The Pacific Northwest. Some of our family can’t wait to get here, some of our family couldn’t care less, and some were completely skeptical. We arrived in Oregon after a long drive along the Columbia River past Mt Hood and some waterfalls seen from the highway. It was beautiful. We had mixed reviews of the campsite we were staying at for just under two weeks, so no one knew what to expect. After our checkin, drive over to the huge lot to unhook our tow and then the drive out to the site, all concerns left. The location was amazing and it kept getting better.
Our site was tucked in the trees. We hadn’t been around this many trees since staying in Lenoir, NC over Halloween. Our Starlink internet worked well because we kept our motorhome nose right at the edge of our site property. This benefited us greatly because we had ample room to put up our Quickset, which was also all tucked in the trees. This is the first campsite we’ve been in where we actually felt as though we were camping. We made fire in the fire pit and cooked dutch oven chili, smores, banana boats, and blackberry cobbler. We became nostalgic and decided that we definitely need to go tent camping again, soon.
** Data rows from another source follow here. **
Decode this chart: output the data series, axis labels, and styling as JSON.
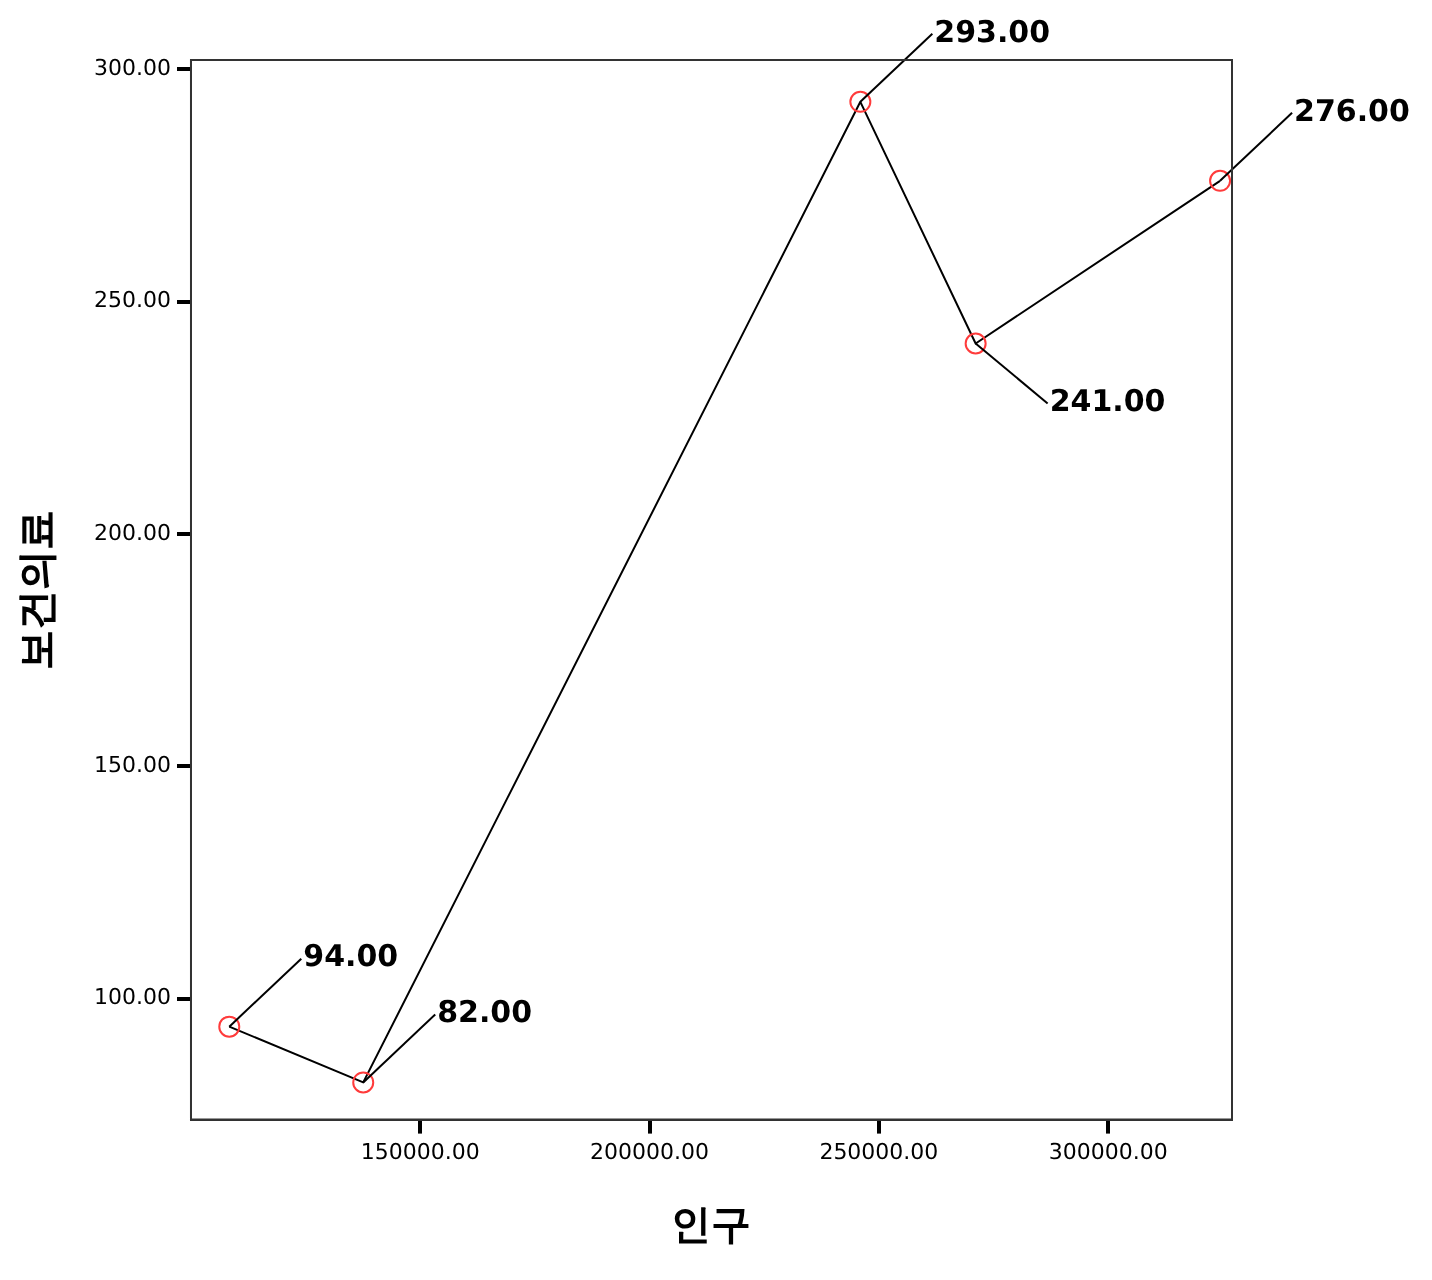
{
  "chart_data": {
    "type": "line",
    "xlabel": "인구",
    "ylabel": "보건의료",
    "x": [
      108350,
      137560,
      245960,
      271100,
      324400
    ],
    "series": [
      {
        "color": "#000000",
        "colors": [
          "#ff3b3b",
          "#ff3b3b",
          "#ff3b3b",
          "#ff3b3b",
          "#ff3b3b"
        ],
        "values": [
          94,
          82,
          293,
          241,
          276
        ],
        "value_labels": [
          "94.00",
          "82.00",
          "293.00",
          "241.00",
          "276.00"
        ]
      }
    ],
    "xlim": [
      100000,
      327000
    ],
    "xticks": [
      {
        "value": 150000,
        "label": "150000.00"
      },
      {
        "value": 200000,
        "label": "200000.00"
      },
      {
        "value": 250000,
        "label": "250000.00"
      },
      {
        "value": 300000,
        "label": "300000.00"
      }
    ],
    "ylim": [
      74,
      302
    ],
    "yticks": [
      {
        "value": 100,
        "label": "100.00"
      },
      {
        "value": 150,
        "label": "150.00"
      },
      {
        "value": 200,
        "label": "200.00"
      },
      {
        "value": 250,
        "label": "250.00"
      },
      {
        "value": 300,
        "label": "300.00"
      }
    ],
    "grid": false,
    "legend": false,
    "marker": "circle",
    "line_style": "solid"
  }
}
Not only did this location have trees, and suitable temperatures for cooking on a firepit, but it also had trails that you could take down to the river. These trails provided tucked away spots where you could go out on the rocks and play in the water. Your feet might get wet, but it was totally worth it. We found about six different locations where we could get to the water. The views were spectacular, the water was refreshing and you could just watch all of your worries and cares flow away through the shallow moving river that was bumping along the rocks. Our eldest even said that the air smelled better here than it has anywhere else. Yes, my son, it certainly does.
If you drive over to Mt Hood Village, you can take a 35-mile self guided tour along their Hood River Fruit Loop Trail. There are 27 fruit stands, U-pick farms, fruit orchards and small town shops along the way that will provide you with the most delicious fruits, ciders, brews, wines, and produce you can imagine. We came home stocked full of cherries, blueberries, raspberries and cider. Luckily Jason was the voice of reason and the dog was home alone, so we couldn’t visit every stand and break the bank. One day, however, I’d love to go back and see more.
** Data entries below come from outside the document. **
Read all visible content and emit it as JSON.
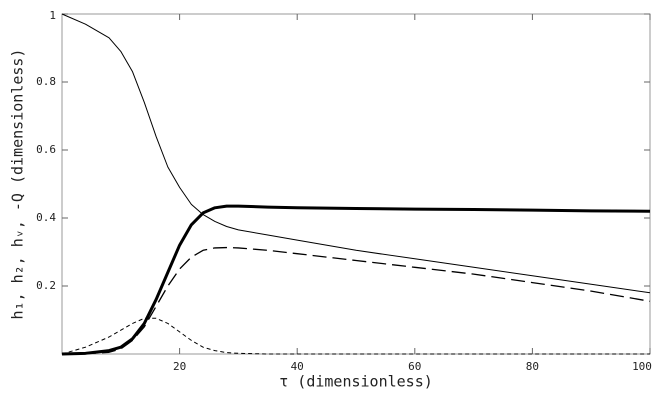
{
  "chart_data": {
    "type": "line",
    "xlabel": "τ (dimensionless)",
    "ylabel": "h₁, h₂, hᵥ, -Q (dimensionless)",
    "x": [
      0,
      4,
      8,
      10,
      12,
      14,
      16,
      18,
      20,
      22,
      24,
      26,
      28,
      30,
      35,
      40,
      50,
      60,
      70,
      80,
      90,
      100
    ],
    "series": [
      {
        "color": "#000000",
        "style": "solid",
        "values": [
          1,
          0.97,
          0.93,
          0.89,
          0.83,
          0.74,
          0.64,
          0.55,
          0.49,
          0.44,
          0.41,
          0.39,
          0.375,
          0.365,
          0.35,
          0.335,
          0.305,
          0.28,
          0.255,
          0.23,
          0.205,
          0.18
        ]
      },
      {
        "color": "#000000",
        "style": "thick",
        "values": [
          0,
          0.002,
          0.01,
          0.02,
          0.045,
          0.09,
          0.16,
          0.24,
          0.32,
          0.38,
          0.415,
          0.43,
          0.435,
          0.435,
          0.432,
          0.43,
          0.428,
          0.426,
          0.425,
          0.423,
          0.421,
          0.42
        ]
      },
      {
        "color": "#000000",
        "style": "dashed",
        "values": [
          0,
          0.001,
          0.005,
          0.015,
          0.04,
          0.08,
          0.14,
          0.2,
          0.25,
          0.285,
          0.305,
          0.312,
          0.313,
          0.312,
          0.305,
          0.295,
          0.275,
          0.255,
          0.235,
          0.21,
          0.185,
          0.155
        ]
      },
      {
        "color": "#000000",
        "style": "dotted",
        "values": [
          0,
          0.02,
          0.05,
          0.07,
          0.09,
          0.105,
          0.105,
          0.09,
          0.065,
          0.04,
          0.02,
          0.01,
          0.004,
          0.002,
          0,
          0,
          0,
          0,
          0,
          0,
          0,
          0
        ]
      }
    ],
    "xlim": [
      0,
      100
    ],
    "xticks": [
      20,
      40,
      60,
      80,
      100
    ],
    "ylim": [
      0,
      1
    ],
    "yticks": [
      0.2,
      0.4,
      0.6,
      0.8,
      1
    ]
  }
}
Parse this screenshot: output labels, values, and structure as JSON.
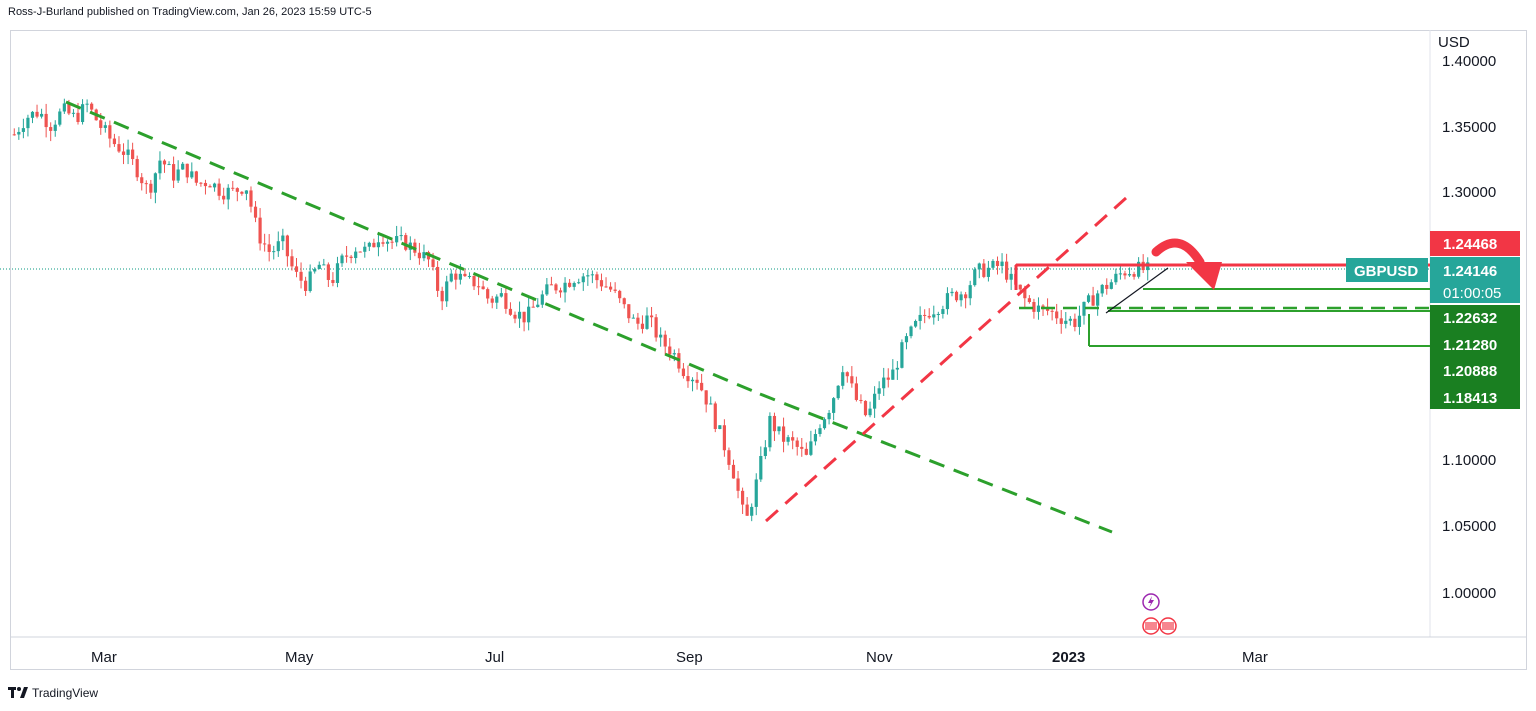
{
  "header": {
    "published": "Ross-J-Burland published on TradingView.com, Jan 26, 2023 15:59 UTC-5"
  },
  "footer": {
    "brand": "TradingView"
  },
  "colors": {
    "bull": "#26a69a",
    "bear": "#ef5350",
    "red": "#f23645",
    "green": "#089981",
    "trend_green": "#2ca02c"
  },
  "chart_data": {
    "type": "candlestick",
    "symbol": "GBPUSD",
    "currency": "USD",
    "y_ticks": [
      "1.40000",
      "1.35000",
      "1.30000",
      "1.10000",
      "1.05000",
      "1.00000"
    ],
    "x_ticks": [
      {
        "label": "Mar",
        "bold": false
      },
      {
        "label": "May",
        "bold": false
      },
      {
        "label": "Jul",
        "bold": false
      },
      {
        "label": "Sep",
        "bold": false
      },
      {
        "label": "Nov",
        "bold": false
      },
      {
        "label": "2023",
        "bold": true
      },
      {
        "label": "Mar",
        "bold": false
      }
    ],
    "ylim": [
      0.965,
      1.41
    ],
    "price_labels": [
      {
        "text": "1.24468",
        "value": 1.24468,
        "color": "#f23645",
        "kind": "resistance"
      },
      {
        "text": "1.24146",
        "value": 1.24146,
        "color": "#089981",
        "kind": "last",
        "symbol": "GBPUSD",
        "countdown": "01:00:05"
      },
      {
        "text": "1.22632",
        "value": 1.22632,
        "color": "#089981",
        "kind": "support"
      },
      {
        "text": "1.21280",
        "value": 1.2128,
        "color": "#089981",
        "kind": "support"
      },
      {
        "text": "1.20888",
        "value": 1.20888,
        "color": "#089981",
        "kind": "support"
      },
      {
        "text": "1.18413",
        "value": 1.18413,
        "color": "#089981",
        "kind": "support"
      }
    ],
    "price_path": [
      [
        1.343,
        1.356
      ],
      [
        1.36,
        1.35
      ],
      [
        1.361,
        1.355
      ],
      [
        1.365,
        1.35
      ],
      [
        1.338,
        1.33
      ],
      [
        1.318,
        1.3
      ],
      [
        1.325,
        1.312
      ],
      [
        1.318,
        1.306
      ],
      [
        1.308,
        1.3
      ],
      [
        1.3,
        1.305
      ],
      [
        1.268,
        1.254
      ],
      [
        1.262,
        1.238
      ],
      [
        1.23,
        1.245
      ],
      [
        1.232,
        1.25
      ],
      [
        1.258,
        1.255
      ],
      [
        1.268,
        1.262
      ],
      [
        1.262,
        1.256
      ],
      [
        1.248,
        1.22
      ],
      [
        1.24,
        1.232
      ],
      [
        1.232,
        1.218
      ],
      [
        1.222,
        1.21
      ],
      [
        1.205,
        1.218
      ],
      [
        1.228,
        1.23
      ],
      [
        1.236,
        1.238
      ],
      [
        1.233,
        1.226
      ],
      [
        1.213,
        1.2
      ],
      [
        1.205,
        1.188
      ],
      [
        1.18,
        1.165
      ],
      [
        1.16,
        1.14
      ],
      [
        1.116,
        1.09
      ],
      [
        1.05,
        1.085
      ],
      [
        1.128,
        1.115
      ],
      [
        1.11,
        1.1
      ],
      [
        1.125,
        1.14
      ],
      [
        1.17,
        1.145
      ],
      [
        1.13,
        1.155
      ],
      [
        1.162,
        1.185
      ],
      [
        1.2,
        1.21
      ],
      [
        1.215,
        1.222
      ],
      [
        1.225,
        1.24
      ],
      [
        1.242,
        1.245
      ],
      [
        1.23,
        1.218
      ],
      [
        1.212,
        1.21
      ],
      [
        1.205,
        1.202
      ],
      [
        1.215,
        1.225
      ],
      [
        1.232,
        1.24
      ],
      [
        1.242,
        1.241
      ]
    ],
    "trendlines": [
      {
        "name": "downtrend-1",
        "from": [
          "Feb 18",
          1.367
        ],
        "to": [
          "Sep 26",
          1.152
        ],
        "style": "dashed",
        "color": "green"
      },
      {
        "name": "downtrend-2",
        "from": [
          "Sep 26",
          1.152
        ],
        "to": [
          "Jan 10",
          1.044
        ],
        "style": "dashed",
        "color": "green"
      },
      {
        "name": "uptrend",
        "from": [
          "Sep 26",
          1.053
        ],
        "to": [
          "Jan 12",
          1.295
        ],
        "style": "dashed",
        "color": "red"
      }
    ]
  }
}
Last, but certainly not least, we were able to drive up to the Timberline Lodge on Mt Hood which is such a high mountain that you can ski on the slopes for ten months out of the year. Since we arrive the very end of July, the lodge was getting ready to shut down for it’s two month rest period. That was not stopping the avid skiers and snowboarders who were still riding up the lifts and sailing down the slopes. We were able to ride half way up as pedestrians and play in the snow. Now, I’ve been a skier since I was 7 years old and I’ve never been so terrified being on a ski lift as I was that day. Who knew that having ski gear on and a large blanket of white snow below you gives massive amounts of security. Not me, obviously. But luckily we made it. The air was still fresh and chill, the snow was a bit choppy, but it was also the end of July. We got to walk back down the mountain on foot, bypassing the ski lift declining the mountain, and witness the views of a lifetime.
Once we got back down to the Timberline Lodge, we were able to go in and check out the high-alpine lodge that was built back in 1937 by the stone and timbers in the area. It was constructed by the same man who designed the Zion Mountain Lodge who constructed the stone fireplace with 800,000 lbs of stone. The interior holds artifacts from the beginning showing the history and love that are held within this lodge. And as a special bonus for those Stanley Kubrick lovers out there, the Timberline lodge was also the hotel in the woods for the Shining. Such an amazing adventure and wonderful experience on so many levels!